Havia coisas naquele vídeo que Marcelo não podia deixar que Patrícia visse. Pelo menos, não ainda.
Por isso, ele recusou sem titubear:
— Isso não diz respeito a você. Eu não vou mostrar o vídeo.
— Então aconteceu alguma coisa suja entre vocês dois, né? — Heitor cutucou.
Patrícia perdeu a paciência:
— Heitor, você tá passando dos limites.
Ela continuou, a voz firme:
— O Marcelo já deixou bem claro que não tem nada a ver com o que aconteceu. Se você quiser investigar o caso e "fazer justiça" pra Tábata, eu não vou te impedir. Mas não precisa ficar aqui despejando insinuação em cima dele. Vai direto na delegacia, em vez de ficar atacando quem não tem nada comprovado contra.
— Você se livra bem das coisas. — Heitor lançou um olhar cortante para Marcelo. — Eu só não acredito que você não tenha rolado nenhuma negociação imunda entre vocês dois.
Depois, Heitor se virou para Patrícia. O olhar suavizou um pouco, mas veio carregado de mágoa:
— Patrícia, você é minha esposa. Em público, você não devia tomar as dores dele desse jeito. É assim que você me enxerga? Eu sou sempre o canalha, e ele é o cara que nunca faz nada errado? Eu nunca vou ser suficiente perto dele?
— Uma coisa não tem nada a ver com a outra. — Respondeu Patrícia.
Ela respirou fundo, engolindo o choro:
— Você pediu ajuda pra ele. E agora, sem prova nenhuma, antes mesmo da polícia chamar o Marcelo pra depor, você fica encurralando ele desse jeito. Você acha isso certo? E, além de tudo, esse quarto é do meu pai. Se você quiser brigar, vai lá fora. Não vem descontar tudo aqui dentro.
O rosto bonito de Heitor ficou rígido. Ele abaixou os olhos por alguns segundos, pensando.
— Eu vou sair um pouco. — Concluiu ele, por fim.
Ele sabia que já tinha passado da linha. Para não piorar as coisas com Patrícia, ele virou as costas e deixou o quarto.
Só quando ela viu as costas dele sumindo pelo corredor era que as lágrimas escorreram.

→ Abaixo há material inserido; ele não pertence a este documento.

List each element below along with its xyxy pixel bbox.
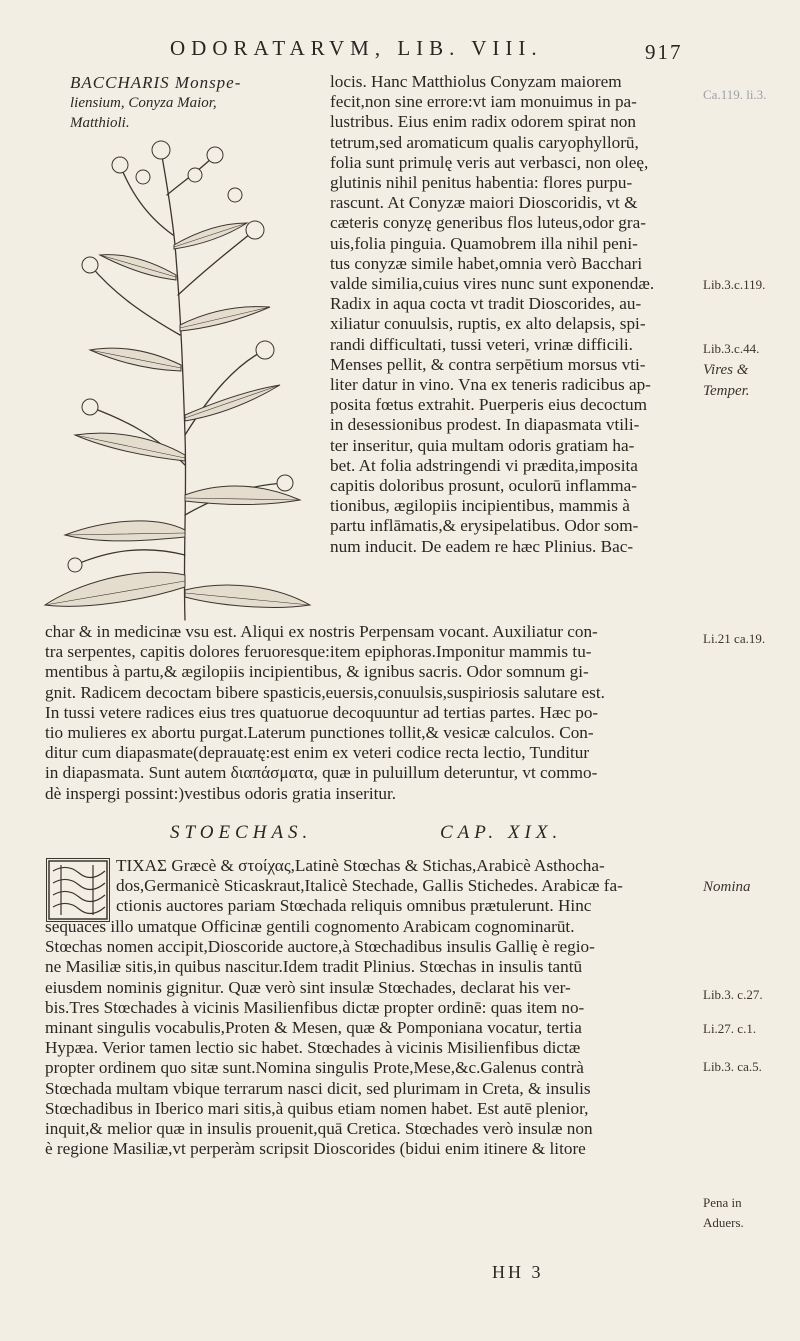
margin-note: Lib.3.c.119. [703,277,766,292]
margin-note: Vires & [703,362,749,378]
plant-caption-title: BACCHARIS Monspe- [70,73,242,92]
baccharis-line: In tussi vetere radices eius tres quatuorue decoquuntur ad tertias partes. Hæc po- [45,702,599,722]
stoechas-line: bis.Tres Stœchades à vicinis Masilienfibus dictæ propter ordinē: quas item no- [45,997,585,1017]
baccharis-line: locis. Hanc Matthiolus Conyzam maiorem [330,72,622,91]
baccharis-line: num inducit. De eadem re hæc Plinius. Bac- [330,536,634,556]
stoechas-line: Stœchadibus in Iberico mari sitis,à quibus etiam nomen habet. Est autē plenior, [45,1098,589,1118]
baccharis-line: capitis doloribus prosunt, oculorū inflamma- [330,476,637,496]
decorated-initial-ornament [46,858,110,922]
chapter-number: CAP. XIX. [440,822,563,843]
stoechas-line: dos,Germanicè Sticaskraut,Italicè Stechade, Gallis Stichedes. Arabicæ fa- [116,876,623,896]
stoechas-line: Stœchada multam vbique terrarum nasci dicit, sed plurimam in Creta, & insulis [45,1078,591,1098]
baccharis-line: char & in medicinæ vsu est. Aliqui ex nostris Perpensam vocant. Auxiliatur con- [45,622,598,641]
margin-note: Lib.3. c.27. [703,987,763,1002]
chapter-heading [170,822,600,844]
baccharis-line: mentibus à partu,& ægilopiis incipientibus, & ignibus sacris. Odor somnum gi- [45,662,589,682]
baccharis-line: in diapasmata. Sunt autem διαπάσματα, quæ in puluillum deteruntur, vt commo- [45,763,598,783]
baccharis-line: uis,folia pinguia. Quamobrem illa nihil peni- [330,233,638,253]
stoechas-line: minant singulis vocabulis,Proten & Mesen, quæ & Pomponiana vocatur, tertia [45,1018,582,1038]
stoechas-body-text [45,917,693,1159]
plant-caption-line: liensium, Conyza Maior, [70,95,217,111]
baccharis-text-column [330,72,692,557]
baccharis-line: fecit,non sine errore:vt iam monuimus in pa- [330,92,637,112]
baccharis-line: cæteris conyzę generibus flos luteus,odor gra- [330,213,646,233]
stoechas-line: sequaces illo umatque Officinæ gentili cognomento Arabicam cognominarūt. [45,917,575,936]
margin-note: Nomina [703,879,751,895]
baccharis-line: gnit. Radicem decoctam bibere spasticis,euersis,conuulsis,suspiriosis salutare est. [45,682,605,702]
stoechas-line: ΤΙΧΑΣ Græcè & στοίχας,Latinè Stœchas & Stichas,Arabicè Asthocha- [116,856,605,875]
baccharis-line: posita fœtus extrahit. Puerperis eius decoctum [330,395,647,415]
baccharis-line: liter datur in vino. Vna ex teneris radicibus ap- [330,375,651,395]
baccharis-line: randi difficultati, tussi veteri, vrinæ difficili. [330,334,633,354]
baccharis-line: in desessionibus prodest. In diapasmata vtili- [330,415,640,435]
baccharis-line: dè inspergi possint:)vestibus odoris gratia inseritur. [45,783,397,803]
stoechas-line: Hypæa. Verior tamen lectio sic habet. Stœchades à vicinis Misilienfibus dictæ [45,1038,581,1058]
page-number: 917 [645,40,683,64]
baccharis-line: tionibus, ægilopiis incipientibus, mammis à [330,496,630,516]
baccharis-line: Radix in aqua cocta vt tradit Dioscorides, au- [330,294,642,314]
plant-woodcut-illustration [35,135,320,625]
margin-note: Ca.119. li.3. [703,87,767,102]
stoechas-line: ne Masiliæ sitis,in quibus nascitur.Idem tradit Plinius. Stœchas in insulis tantū [45,957,583,977]
stoechas-line: eiusdem nominis gignitur. Quæ verò sint insulæ Stœchades, declarat his ver- [45,977,571,997]
margin-note: Pena in [703,1195,742,1210]
baccharis-line: partu inflāmatis,& erysipelatibus. Odor som- [330,516,639,536]
baccharis-line: tio mulieres ex abortu purgat.Laterum punctiones tollit,& vesicæ calculos. Con- [45,723,594,743]
baccharis-line: ditur cum diapasmate(deprauatę:est enim ex veteri codice recta lectio, Tunditur [45,743,590,763]
stoechas-line: Stœchas nomen accipit,Dioscoride auctore,à Stœchadibus insulis Gallię è regio- [45,937,595,957]
baccharis-line: glutinis nihil penitus habentia: flores purpu- [330,173,633,193]
plant-caption-line: Matthioli. [70,115,130,131]
running-head: ODORATARVM, LIB. VIII. [170,36,543,60]
catchword-signature: HH 3 [492,1262,544,1282]
stoechas-line: è regione Masiliæ,vt perperàm scripsit Dioscorides (bidui enim itinere & litore [45,1139,586,1159]
baccharis-line: xiliatur conuulsis, ruptis, ex alto delapsis, spi- [330,314,646,334]
baccharis-line: folia sunt primulę veris aut verbasci, non oleę, [330,152,649,172]
margin-note: Lib.3.c.44. [703,341,760,356]
baccharis-line: ter inseritur, quia multam odoris gratiam ha- [330,435,635,455]
stoechas-line: propter ordinem quo sitæ sunt.Nomina singulis Prote,Mese,&c.Galenus contrà [45,1058,584,1078]
baccharis-line: tra serpentes, capitis dolores feruoresque:item epiphoras.Imponitur mammis tu- [45,642,592,662]
chapter-title: STOECHAS. [170,822,313,843]
baccharis-line: tus conyzæ simile habet,omnia verò Bacchari [330,253,643,273]
stoechas-lead-text [116,856,694,917]
baccharis-text-full [45,622,693,804]
baccharis-line: tetrum,sed aromaticum qualis caryophyllorū, [330,132,639,152]
margin-note: Aduers. [703,1215,744,1230]
baccharis-line: rascunt. At Conyzæ maiori Dioscoridis, vt & [330,193,638,213]
margin-note: Temper. [703,383,750,399]
baccharis-line: lustribus. Eius enim radix odorem spirat non [330,112,636,132]
plant-caption [70,73,295,133]
stoechas-line: inquit,& melior quæ in insulis prouenit,quā Cretica. Stœchades verò insulæ non [45,1119,593,1139]
baccharis-line: Menses pellit, & contra serpētium morsus vti- [330,354,646,374]
baccharis-line: bet. At folia adstringendi vi prædita,imposita [330,455,638,475]
baccharis-line: valde similia,cuius vires nunc sunt exponendæ. [330,274,655,294]
stoechas-line: ctionis auctores pariam Stœchada reliquis omnibus prætulerunt. Hinc [116,896,592,916]
margin-note: Lib.3. ca.5. [703,1059,762,1074]
margin-note: Li.27. c.1. [703,1021,757,1036]
margin-note: Li.21 ca.19. [703,631,766,646]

Era o jeito que Patrícia tinha encontrado pra deixar claro que queria cortar qualquer possibilidade de envolvimento amoroso com ele. E ela sabia que Marcelo era inteligente o bastante para entender a mensagem de imediato.
Ele a fitou com calma:
— Você e o Heitor reataram, então?
Patrícia sustentou o olhar. O rosto neutro dele não entregava nada. Não havia o advogado aconselhando a cliente sobre o divórcio, nem o homem magoado por perder a chance com a mulher que desejava.
Ela confirmou com um aceno:
— A gente tava, sim, caminhando pro divórcio. Mas o meu pai desabou de repente. Eu fiquei perdida, como uma criança. E o Heitor tava lá o tempo todo, cuidando de mim, tentando corrigir tudo o que fez de errado antes. Eu prometi pra ele que não ia me divorciar.
Marcelo já tinha imaginado aquele desfecho. Mas ouvir da boca dela doeu como se fosse novidade.
Ele ainda alimentava a esperança de que Patrícia estivesse apenas adiando o divórcio. Só que, nos últimos tempos, ele tinha percebido claramente que a forma como ela tratava Heitor tinha mudado, enquanto, com ele, ela tinha voltado a usar o distante e formal "Doutor Marcelo".